Alles begann 1971, als ich durch Zufall zu meinem Radiohobby kam. Mit einem sowjetischen Kurzwellenempfänger suchte ich auf verschiedenen Wellenbereichen systematisch die einzelnen Frequenzen ab, um ausländische Radiostationen zu hören. Diese Sendungen ermöglichten mir einen objektiven Blick über den Tellerrand der sozialistischen DDR zu werfen. Ich begann zu verstehen, dass es da „draußen“ auch noch eine Welt gab, die viele interessante Dinge zu bieten hatte. So war es auch nur noch eine Frage der Zeit, dass ich durch diese Radiosendungen von ethnischen Minderheiten erfuhr, die auf allen Kontinenten zu finden waren.

So stellte ich entsprechende Kontakte zu deutschen Minderheiten in den USA und Paraguay her. Dass es in Osteuropa und speziell in der Slowakei auch deutsche Minderheiten gab, darüber wusste ich leider damals so gut wie nichts, da über diese Thema eigentlich nicht informiert wurde. Eine Ausnahme gab es aber, Radio Budapest, welches schon zu kommunistischen Zeiten über die Donauschwaben berichtete.
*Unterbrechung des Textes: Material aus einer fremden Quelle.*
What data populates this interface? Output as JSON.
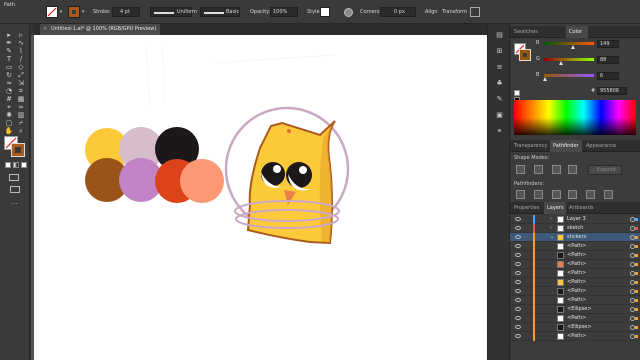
{
  "control_bar": {
    "selection_type": "Path",
    "stroke_label": "Stroke:",
    "stroke_weight": "4 pt",
    "variable_width_profile": "Uniform",
    "brush_definition": "Basic",
    "opacity_label": "Opacity:",
    "opacity_value": "100%",
    "style_label": "Style:",
    "corners_label": "Corners:",
    "corners_value": "0 px",
    "align_label": "Align",
    "transform_label": "Transform"
  },
  "document": {
    "tab_title": "Untitled-1.ai* @ 100% (RGB/GPU Preview)",
    "close_symbol": "×"
  },
  "tools": [
    "selection-tool",
    "direct-selection-tool",
    "pen-tool",
    "curvature-tool",
    "pencil-tool",
    "brush-tool",
    "type-tool",
    "line-tool",
    "rectangle-tool",
    "shaper-tool",
    "rotate-tool",
    "scale-tool",
    "width-tool",
    "free-transform-tool",
    "shape-builder-tool",
    "perspective-tool",
    "mesh-tool",
    "gradient-tool",
    "eyedropper-tool",
    "blend-tool",
    "symbol-sprayer-tool",
    "graph-tool",
    "artboard-tool",
    "slice-tool",
    "hand-tool",
    "zoom-tool"
  ],
  "swatch_circles": [
    "#fcc93a",
    "#d7bccc",
    "#1c1719",
    "#9a5417",
    "#c182c6",
    "#dc431b",
    "#fd9875"
  ],
  "character": {
    "body_color": "#fcc93a",
    "outline_color": "#ab5a1b",
    "helmet_color": "#c9a8c4",
    "beak_color": "#ea7f48"
  },
  "color_panel": {
    "tabs": [
      "Swatches",
      "Color"
    ],
    "active_tab": "Color",
    "channels": [
      {
        "label": "R",
        "value": "149"
      },
      {
        "label": "G",
        "value": "88"
      },
      {
        "label": "B",
        "value": "6"
      }
    ],
    "hex_prefix": "#",
    "hex": "955806"
  },
  "pathfinder_panel": {
    "tabs": [
      "Transparency",
      "Pathfinder",
      "Appearance"
    ],
    "active_tab": "Pathfinder",
    "shape_modes_label": "Shape Modes:",
    "expand_label": "Expand",
    "pathfinders_label": "Pathfinders:"
  },
  "layers_panel": {
    "tabs": [
      "Properties",
      "Layers",
      "Artboards"
    ],
    "active_tab": "Layers",
    "rows": [
      {
        "name": "Layer 3",
        "color": "#4aa3ff",
        "twirl": "›",
        "selected": false,
        "thumb": "#ffffff"
      },
      {
        "name": "sketch",
        "color": "#e05a5a",
        "twirl": "›",
        "selected": false,
        "thumb": "#f4f4f4"
      },
      {
        "name": "stickers",
        "color": "#f0a030",
        "twirl": "⌄",
        "selected": true,
        "thumb": "#fcc93a"
      },
      {
        "name": "<Path>",
        "color": "#f0a030",
        "twirl": "",
        "selected": false,
        "thumb": "#ffffff"
      },
      {
        "name": "<Path>",
        "color": "#f0a030",
        "twirl": "",
        "selected": false,
        "thumb": "#1c1719"
      },
      {
        "name": "<Path>",
        "color": "#f0a030",
        "twirl": "",
        "selected": false,
        "thumb": "#ea7f48"
      },
      {
        "name": "<Path>",
        "color": "#f0a030",
        "twirl": "",
        "selected": false,
        "thumb": "#ffffff"
      },
      {
        "name": "<Path>",
        "color": "#f0a030",
        "twirl": "",
        "selected": false,
        "thumb": "#fcc93a"
      },
      {
        "name": "<Path>",
        "color": "#f0a030",
        "twirl": "",
        "selected": false,
        "thumb": "#1c1719"
      },
      {
        "name": "<Path>",
        "color": "#f0a030",
        "twirl": "",
        "selected": false,
        "thumb": "#ffffff"
      },
      {
        "name": "<Ellipse>",
        "color": "#f0a030",
        "twirl": "",
        "selected": false,
        "thumb": "#1c1719"
      },
      {
        "name": "<Path>",
        "color": "#f0a030",
        "twirl": "",
        "selected": false,
        "thumb": "#ffffff"
      },
      {
        "name": "<Ellipse>",
        "color": "#f0a030",
        "twirl": "",
        "selected": false,
        "thumb": "#1c1719"
      },
      {
        "name": "<Path>",
        "color": "#f0a030",
        "twirl": "",
        "selected": false,
        "thumb": "#ffffff"
      }
    ]
  }
}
Als dann endlich 1993 deutschsprachige Sendungen vom Auslandsdienst des Slowakischen Rundfunks aus Bratislava ausgestrahlt wurden, erfuhr ich mehr von den Karpatendeutschen und ihren Bemühungen, die Sprache, Kultur und Traditionen dieser Minderheit aufrecht zu erhalten und zu pflegen. Ich erfuhr vom Karpatenblatt und setzte mich mit der Redaktion, die damals in Poprad ihren Sitz hatte, in Verbindung. Das alles war nicht ganz so einfach und bequem wie heute, im Zeitalter der Computer. Die gesamte Korrespondenz erfolgte per traditioneller Schneckenpost, alles brauchte seine Zeit!
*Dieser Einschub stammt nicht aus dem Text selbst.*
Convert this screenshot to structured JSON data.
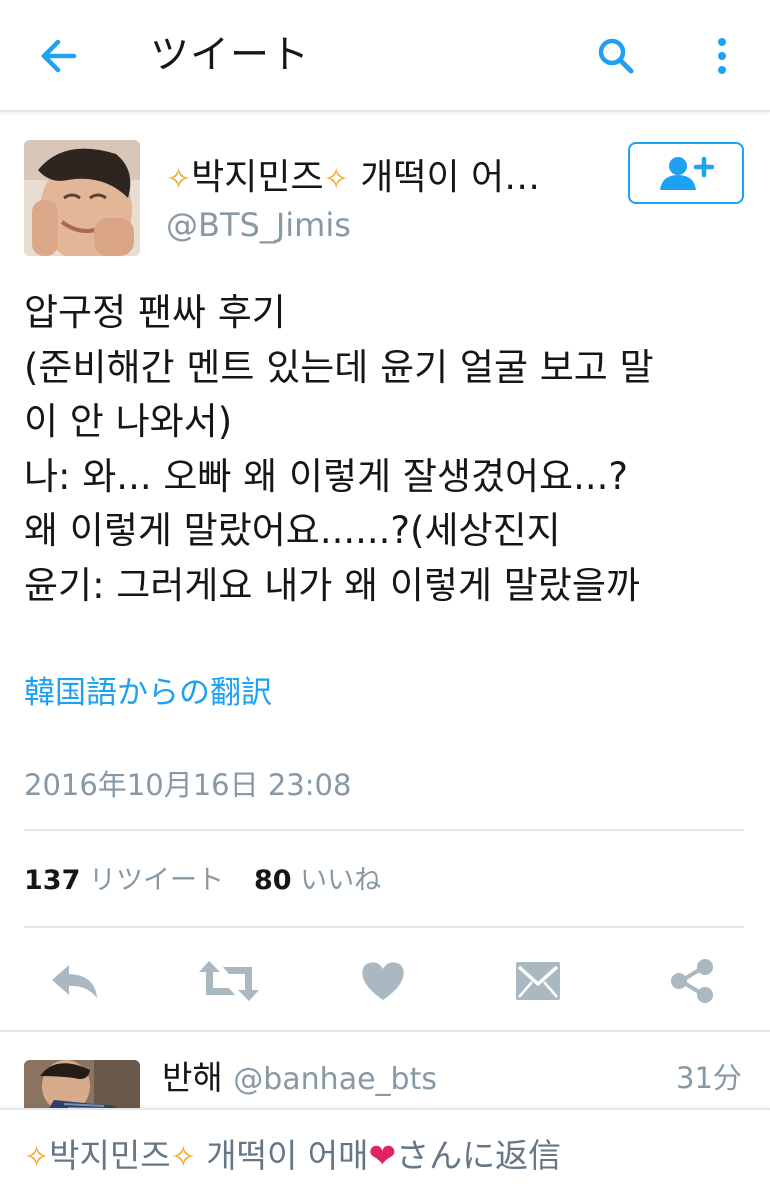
{
  "app_bar": {
    "title": "ツイート"
  },
  "tweet": {
    "display_name": {
      "spark_left": "✧",
      "name": "박지민즈",
      "spark_right": "✧",
      "suffix": " 개떡이 어…"
    },
    "handle": "@BTS_Jimis",
    "text_lines": [
      "압구정 팬싸 후기",
      "(준비해간 멘트 있는데 윤기 얼굴 보고 말",
      "이 안 나와서)",
      "나: 와... 오빠 왜 이렇게 잘생겼어요...?",
      "왜 이렇게 말랐어요......?(세상진지",
      "윤기: 그러게요 내가 왜 이렇게 말랐을까"
    ],
    "translate_label": "韓国語からの翻訳",
    "timestamp": "2016年10月16日 23:08",
    "retweets": {
      "count": "137",
      "label": "リツイート"
    },
    "likes": {
      "count": "80",
      "label": "いいね"
    }
  },
  "reply": {
    "name": "반해",
    "handle": "@banhae_bts",
    "time": "31分"
  },
  "compose": {
    "spark_left": "✧",
    "name": "박지민즈",
    "spark_right": "✧",
    "suffix": " 개떡이 어매",
    "emoji": "❤",
    "after": "さんに返信"
  },
  "colors": {
    "accent": "#1da1f2",
    "secondary_text": "#8899a6",
    "icon_gray": "#aab8c2",
    "primary_text": "#14171a",
    "spark": "#f5a623",
    "heart_emoji": "#e0245e"
  },
  "icons": {
    "back": "arrow-left-icon",
    "search": "search-icon",
    "more": "more-vertical-icon",
    "follow": "follow-user-plus-icon",
    "reply": "reply-icon",
    "retweet": "retweet-icon",
    "like": "heart-icon",
    "dm": "envelope-icon",
    "share": "share-icon"
  }
}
Doch eines Tages brachte mir der Briefträger eine Drucksache ins Haus, es waren mehrere Ausgaben des Karpatenblattes. So hatte ich erstmals die Gelegenheit, das Printsprachrohr der karpatendeutschen Bevölkerung zu lesen. Es war für mich spannend wie ein Kriminalroman. Da ich mich spontan über Inhalte, die mich besonders bewegten, bei der Redaktion äußerte, entwickelte sich eine rege Korrespondenz. Die damalige Schriftführerin des Karpatenblattes, Frau Gabriele Kintzler, erwiderte meine zahlreichen Kontaktaufnahmen sehr freundlich und interessiert. Letztendlich entwickelte sich daraus eine ganz persönliche Freundschaft, die auch zu mehreren Besuchen der Slowakei inspirierte.
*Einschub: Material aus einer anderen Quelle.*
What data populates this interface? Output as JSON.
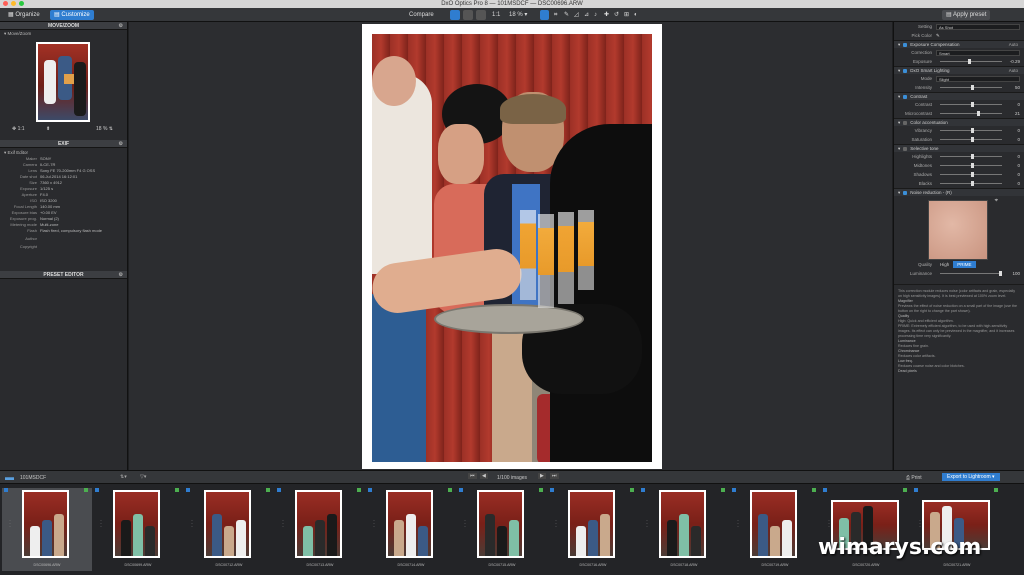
{
  "app": {
    "title": "DxO Optics Pro 8 — 101MSDCF — DSC00696.ARW"
  },
  "toolbar": {
    "tab_organize": "Organize",
    "tab_customize": "Customize",
    "compare": "Compare",
    "zoom_fit": "1:1",
    "zoom_level": "18 %",
    "apply_preset": "Apply preset"
  },
  "left": {
    "move_zoom": {
      "header": "MOVE/ZOOM",
      "sub": "Move/Zoom",
      "fit": "1:1",
      "zoom": "18 %"
    },
    "exif": {
      "header": "EXIF",
      "sub": "Exif Editor",
      "rows": [
        {
          "k": "Maker",
          "v": "SONY"
        },
        {
          "k": "Camera",
          "v": "ILCE-7R"
        },
        {
          "k": "Lens",
          "v": "Sony FE 70-200mm F4 G OSS"
        },
        {
          "k": "Date shot",
          "v": "06.Jul.2014 16:12:01"
        },
        {
          "k": "Size",
          "v": "7360 x 4912"
        },
        {
          "k": "Exposure",
          "v": "1/125 s"
        },
        {
          "k": "Aperture",
          "v": "F4.0"
        },
        {
          "k": "ISO",
          "v": "ISO 3200"
        },
        {
          "k": "Focal Length",
          "v": "140.00 mm"
        },
        {
          "k": "Exposure bias",
          "v": "+0.00 EV"
        },
        {
          "k": "Exposure prog.",
          "v": "Normal (2)"
        },
        {
          "k": "Metering mode",
          "v": "Multi-zone"
        },
        {
          "k": "Flash",
          "v": "Flash fired, compulsory flash mode"
        },
        {
          "k": "Author",
          "v": ""
        },
        {
          "k": "Copyright",
          "v": ""
        }
      ]
    },
    "preset_editor": {
      "header": "PRESET EDITOR"
    }
  },
  "right": {
    "top_rows": [
      {
        "label": "Setting",
        "value": "As Shot"
      },
      {
        "label": "Pick Color",
        "value": ""
      }
    ],
    "exposure": {
      "title": "Exposure Compensation",
      "mode": "Auto",
      "correction_label": "Correction",
      "correction": "Smart",
      "exposure_label": "Exposure",
      "exposure_value": "-0.29"
    },
    "smart_lighting": {
      "title": "DxO Smart Lighting",
      "mode": "Auto",
      "mode_label": "Mode",
      "mode_value": "Slight",
      "intensity_label": "Intensity",
      "intensity_value": "50"
    },
    "contrast": {
      "title": "Contrast",
      "rows": [
        {
          "label": "Contrast",
          "value": "0"
        },
        {
          "label": "Microcontrast",
          "value": "21"
        }
      ]
    },
    "color": {
      "title": "Color accentuation",
      "rows": [
        {
          "label": "Vibrancy",
          "value": "0"
        },
        {
          "label": "Saturation",
          "value": "0"
        }
      ]
    },
    "tone": {
      "title": "Selective tone",
      "rows": [
        {
          "label": "Highlights",
          "value": "0"
        },
        {
          "label": "Midtones",
          "value": "0"
        },
        {
          "label": "Shadows",
          "value": "0"
        },
        {
          "label": "Blacks",
          "value": "0"
        }
      ]
    },
    "noise": {
      "title": "Noise reduction - (R)",
      "quality_label": "Quality",
      "q_high": "High",
      "q_prime": "PRIME",
      "luminance_label": "Luminance",
      "luminance_value": "100"
    },
    "help": [
      {
        "t": "",
        "d": "This correction module reduces noise (color artifacts and grain, especially on high sensitivity images). It is best previewed at 100% zoom level."
      },
      {
        "t": "Magnifier",
        "d": "Previews the effect of noise reduction on a small part of the image (use the button on the right to change the part shown)."
      },
      {
        "t": "Quality",
        "d": "High: Quick and efficient algorithm."
      },
      {
        "t": "",
        "d": "PRIME: Extremely efficient algorithm, to be used with high-sensitivity images. Its effect can only be previewed in the magnifier, and it increases processing time very significantly."
      },
      {
        "t": "Luminance",
        "d": "Reduces fine grain."
      },
      {
        "t": "Chrominance",
        "d": "Reduces color artifacts."
      },
      {
        "t": "Low freq.",
        "d": "Reduces coarse noise and color blotches."
      },
      {
        "t": "Dead pixels",
        "d": ""
      }
    ]
  },
  "filmbar": {
    "folder": "101MSDCF",
    "count": "1/100 images",
    "print": "Print",
    "export": "Export to Lightroom"
  },
  "film": [
    {
      "name": "DSC00696.ARW"
    },
    {
      "name": "DSC00699.ARW"
    },
    {
      "name": "DSC00712.ARW"
    },
    {
      "name": "DSC00713.ARW"
    },
    {
      "name": "DSC00714.ARW"
    },
    {
      "name": "DSC00715.ARW"
    },
    {
      "name": "DSC00716.ARW"
    },
    {
      "name": "DSC00718.ARW"
    },
    {
      "name": "DSC00719.ARW"
    },
    {
      "name": "DSC00720.ARW"
    },
    {
      "name": "DSC00721.ARW"
    }
  ],
  "watermark": "wimarys.com",
  "colors": {
    "accent": "#2f7dd0",
    "curtain": "#8e2b22"
  }
}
Gabriele Kintzler und Michael Lindner mit Frau
Gabriele Kintzler im Gespräch mit Familie Lindner in Poprad

Wenn ich an die alten Ausgaben denke, fällt mir sofort meine Lieblingsrubrik „Betrachtungen für diese Zeit“ von Gabriele Kintzler ein, die Mitte der neunziger Jahre immer auf der ersten Seite fast jeder Ausgabe zu lesen war. Diese Artikel, immer zu einem anderen Thema, waren für mich eine gelungene Einladung, das „restliche“ Karpatenblatt aufmerksam zu lesen. Es waren oft so emotionale Worte, die mir doch tatsächlich unter die Haut gingen.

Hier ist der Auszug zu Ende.